There are some specific train travel tips that first-timers should know. For one, it’s a time for quiet transit. Many Japanese will sleep on their way to work on their return home, so respect the unspoken rule of silence. That being said, make sure you aren’t eating or drinking on the trains (unless it’s a longer train with cup holders). Keeping trains orderly and clean is standard.
Be ready for your stop and respect the train stations clearly defined queue (either single file or two by two) behind the textured line on the platform. Keep an eye out for queues specifically for women-only train cars.
Pro Tip: I wasn’t sure what the JR Pass was until reading about it here.
This pass is specifically offered for visitors and a voucher must be purchased prior to your arrival. The Japan Rail Pass offers the best option for getting around and exploring various parts of Japan.
It is important to research the pass before you arrive because there are specific trains you have access to with it and even some buses and ferries (but not the metro or subway). Be careful to know exactly what you have access to, because some of the bullet trains are not available with this pass while others are.

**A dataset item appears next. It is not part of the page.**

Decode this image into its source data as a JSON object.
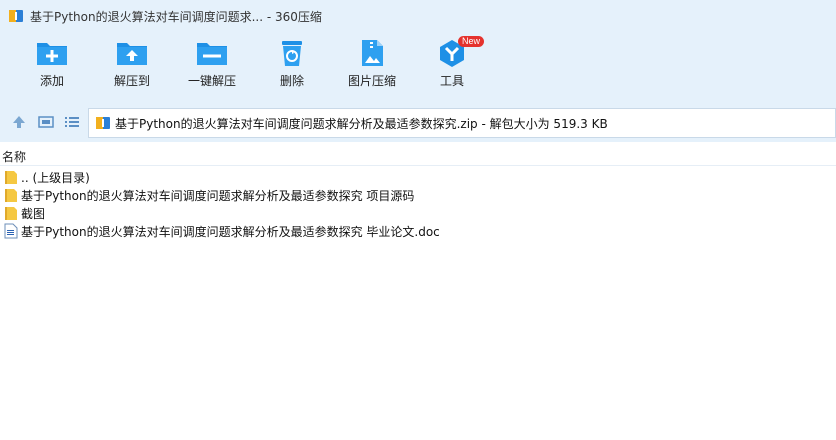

For example, if you want to go from Tokyo to Kyoto, there is a fast train service called Nozomi which is unavailable to JR Pass holders, whereas the Hikari and Kodama train lines, while a bit slower, are both included with your pass.
8. Shrines and Temples
What’s the difference?
Interacting directly with the Japanese, you will not find people speaking of religion or preaching about their beliefs, although their culture is heavily laced with both Shinto and Buddhist ideals.
Shintoism is the spiritual core of the Japanese tradition and is demonstrated in celebrations surrounding the changing of the seasons (think cherry blossom festivals) or in the reverence Japanese have for nature and gardens. You will find Shinto shrines as you explore Japan, marked by a torii’ gate and with water located near the entrance for purification before you enter.
Buddhism arrived in Japan straight from China and is more concerned with soul and afterlife. Throughout your travels in Japan you can discover numerous of these ornamental, incensed temples. Just outside of Tokyo you can find the Kotoku-in temple which is also home to a monumental statue, “The Great Buddha.”
9. Japanese Style Castles
When you picture castles you probably think of stony medieval fortresses or high towered Disney-esque magical palaces. When you travel to Japan you have to push reset on everything you’ve ever learned about what visually defines a castle.
These fortresses, such as the Osaka Castle, have the usual wall and moat, but their architectural elements are distinctly Japanese and have a lighter construction.
With ornamental and curved roof edges that decorate and adorn the various levels of the central tower of the castle, these castles are worth a special visit.